Quali sono gli effetti dell’ingestione di tutta questa plastica sul nostro organismo?

La diffusione delle microplastiche, sia negli organismi acquatici che nell’acqua potabile, solleva ormai da tempo una serie di interrogativi cruciali sulla salute umana. Mentre un tempo i timori si concentravano principalmente sulla contaminazione dei prodotti ittici, l’attenzione si è ora spostata verso le nanoplastiche presenti nelle bottiglie d’acqua, suscitando preoccupazioni su come la plastica possa influenzare il nostro organismo.

L’effetto delle microplastiche sulla salute umana è ancora poco chiaro, ma preoccupante. I polimeri plastici sono generalmente considerati chimicamente inerti e non tossici, tuttavia, le dimensioni ridotte e l’alta superficie delle micro e nanoplastiche conferiscono loro una maggiore reattività rispetto ai composti da cui originano, potenzialmente dannose per gli organismi.
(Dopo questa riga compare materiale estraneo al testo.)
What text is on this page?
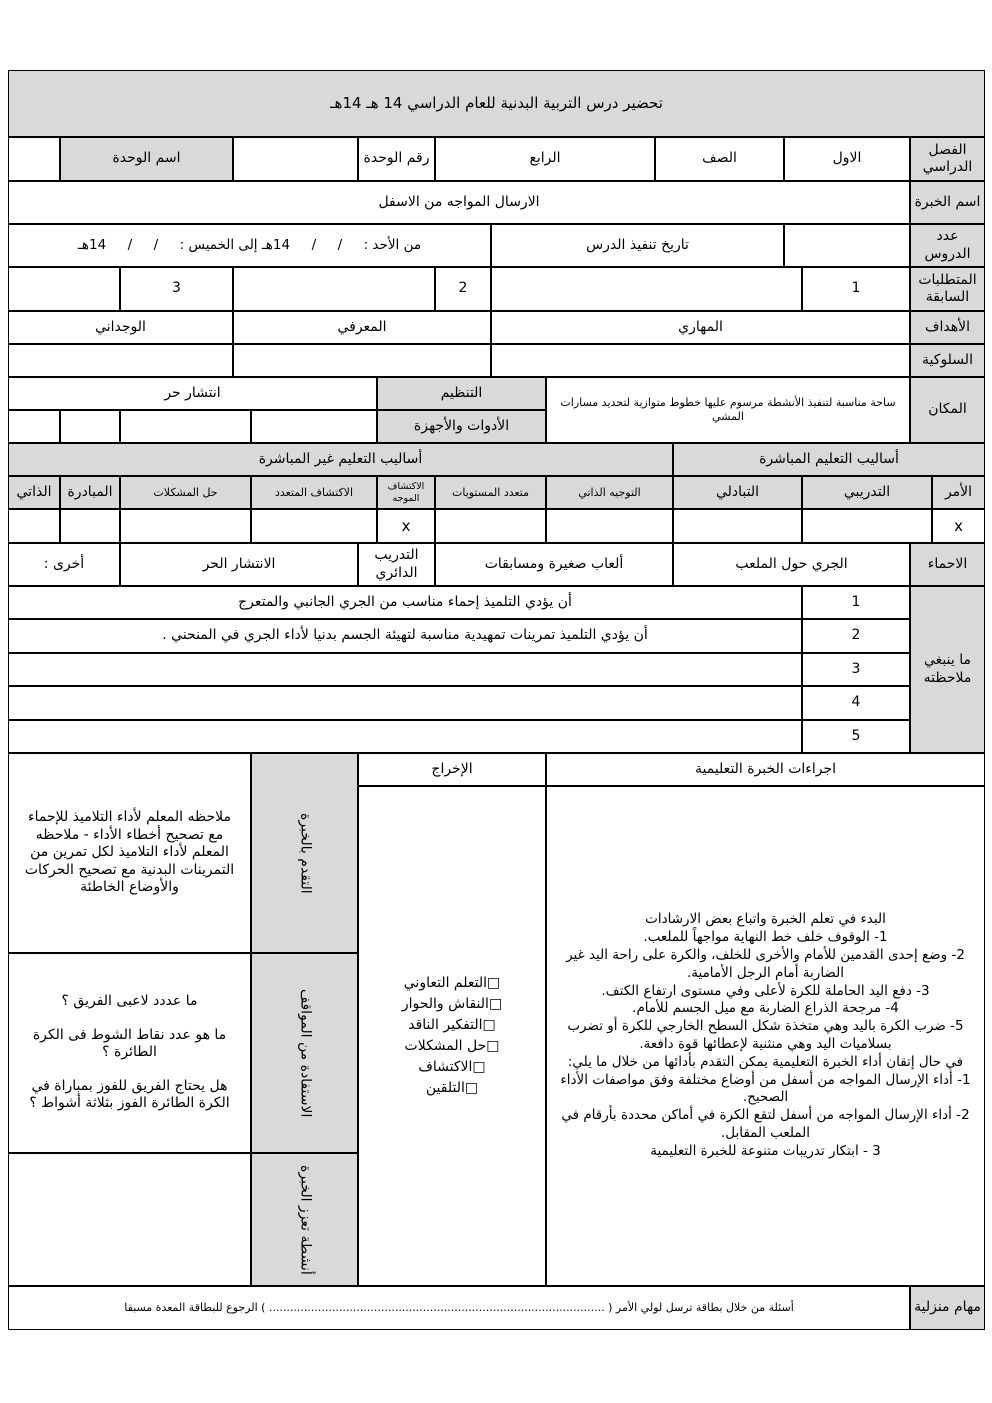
تحضير درس التربية البدنية للعام الدراسي 14 هـ 14هـ
الفصل الدراسي
الاول
الصف
الرابع
رقم الوحدة
اسم الوحدة
اسم الخبرة
الارسال المواجه من الاسفل
عدد الدروس
تاريخ تنفيذ الدرس
من الأحد :     /     /     14هـ إلى الخميس :     /     /     14هـ
المتطلبات السابقة
1
2
3
الأهداف
السلوكية
المهاري
المعرفي
الوجداني
المكان
ساحة مناسبة لتنفيذ الأنشطة مرسوم عليها خطوط متوازية لتحديد مسارات المشي
التنظيم
انتشار حر
الأدوات والأجهزة
أساليب التعليم المباشرة
أساليب التعليم غير المباشرة
الأمر
التدريبي
التبادلي
التوجيه الذاتي
متعدد المستويات
الاكتشاف الموجه
الاكتشاف المتعدد
حل المشكلات
المبادرة
الذاتي
x
x
الاحماء
الجري حول الملعب
ألعاب صغيرة ومسابقات
التدريب الدائري
الانتشار الحر
أخرى :
ما ينبغي ملاحظته
1
أن يؤدي التلميذ إحماء مناسب من الجري الجانبي والمتعرج
2
أن يؤدي التلميذ تمرينات تمهيدية مناسبة لتهيئة الجسم بدنيا لأداء الجري في المنحني .
3
4
5
اجراءات الخبرة التعليمية
الإخراج

البدء في تعلم الخبرة واتباع بعض الارشادات

1- الوقوف خلف خط النهاية مواجهاً للملعب.

2- وضع إحدى القدمين للأمام والأخرى للخلف، والكرة على راحة اليد غير الضاربة أمام الرجل الأمامية.

3- دفع اليد الحاملة للكرة لأعلى وفي مستوى ارتفاع الكتف.

4- مرجحة الذراع الضاربة مع ميل الجسم للأمام.

5- ضرب الكرة باليد وهي متخذة شكل السطح الخارجي للكرة أو تضرب بسلاميات اليد وهي منثنية لإعطائها قوة دافعة.

في حال إتقان أداء الخبرة التعليمية يمكن التقدم بأدائها من خلال ما يلي:

1- أداء الإرسال المواجه من أسفل من أوضاع مختلفة وفق مواصفات الأداء الصحيح.

2- أداء الإرسال المواجه من أسفل لتقع الكرة في أماكن محددة بأرقام في الملعب المقابل.

3 - ابتكار تدريبات متنوعة للخبرة التعليمية

□ التعلم التعاوني
□ النقاش والحوار
□ التفكير الناقد
□ حل المشكلات
□ الاكتشاف
□ التلقين
التقدم بالخبرة
الاستفادة من المواقف
أنشطة تعزز الخبرة
ملاحظه المعلم لأداء التلاميذ للإحماء مع تصحيح أخطاء الأداء - ملاحظه المعلم لأداء التلاميذ لكل تمرين من التمرينات البدنية مع تصحيح الحركات والأوضاع الخاطئة
ما عددد لاعبى الفريق ؟
ما هو عدد نقاط الشوط فى الكرة الطائرة ؟
هل يحتاج الفريق للفوز بمباراة في الكرة الطائرة الفوز بثلاثة أشواط ؟
مهام منزلية
أسئلة من خلال بطاقة ترسل لولي الأمر ( ................................................................................................ ) الرجوع للبطاقة المعدة مسبقا
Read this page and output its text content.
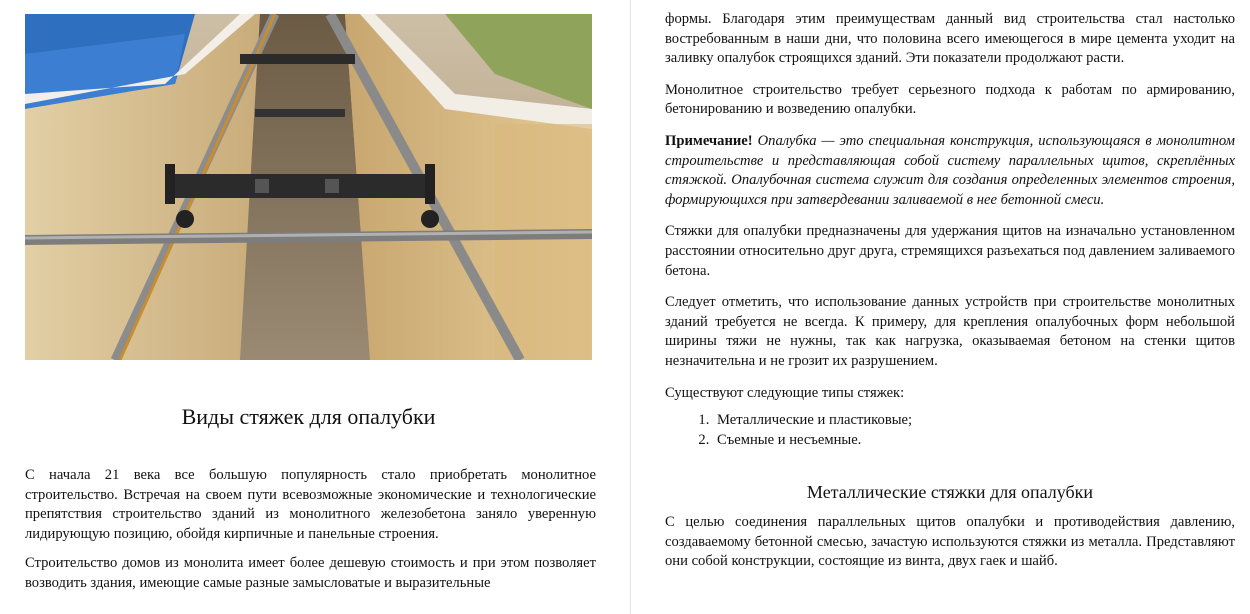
Виды стяжек для опалубки

С начала 21 века все большую популярность стало приобретать монолитное строительство. Встречая на своем пути всевозможные экономические и технологические препятствия строительство зданий из монолитного железобетона заняло уверенную лидирующую позицию, обойдя кирпичные и панельные строения.

Строительство домов из монолита имеет более дешевую стоимость и при этом позволяет возводить здания, имеющие самые разные замысловатые и выразительные

формы. Благодаря этим преимуществам данный вид строительства стал настолько востребованным в наши дни, что половина всего имеющегося в мире цемента уходит на заливку опалубок строящихся зданий. Эти показатели продолжают расти.

Монолитное строительство требует серьезного подхода к работам по армированию, бетонированию и возведению опалубки.

Примечание! Опалубка — это специальная конструкция, использующаяся в монолитном строительстве и представляющая собой систему параллельных щитов, скреплённых стяжкой. Опалубочная система служит для создания определенных элементов строения, формирующихся при затвердевании заливаемой в нее бетонной смеси.

Стяжки для опалубки предназначены для удержания щитов на изначально установленном расстоянии относительно друг друга, стремящихся разъехаться под давлением заливаемого бетона.

Следует отметить, что использование данных устройств при строительстве монолитных зданий требуется не всегда. К примеру, для крепления опалубочных форм небольшой ширины тяжи не нужны, так как нагрузка, оказываемая бетоном на стенки щитов незначительна и не грозит их разрушением.

Существуют следующие типы стяжек:

1. Металлические и пластиковые;
2. Съемные и несъемные.
Металлические стяжки для опалубки

С целью соединения параллельных щитов опалубки и противодействия давлению, создаваемому бетонной смесью, зачастую используются стяжки из металла. Представляют они собой конструкции, состоящие из винта, двух гаек и шайб.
Come abbiamo già accennato, le micro e le nanoplastiche possono attraversare le barriere biologiche dell’organismo umano, come l’intestino, la barriera ematoencefalica e persino la placenta. Questo può causare danni diretti, specialmente agli apparati respiratorio e digerente, poiché sono i primi punti di contatto con le microplastiche.

Le microplastiche possono contenere contaminanti chimici come i plasticizzanti (ftalati, bisfenolo A) e contaminanti persistenti come i ritardanti di fiamma bromurati e i policlorobifenili. Queste sostanze, alcune delle quali sono interferenti endocrini, possono provocare danni al sistema endocrino, compromettendo la riproduzione e il metabolismo sia nei neonati esposti durante la gravidanza sia negli adulti esposti precocemente nella vita.

Le microplastiche possono inoltre fungere da veicolo per microrganismi patogeni. Batteri come Escherichia coli, Bacillus cereus e Stenotrophomonas maltophilia sono stati rilevati all’interno delle microplastiche raccolte in varie parti del mondo, suggerendo che queste particelle possono trasportare e diffondere agenti patogeni attraverso l’ambiente acquatico.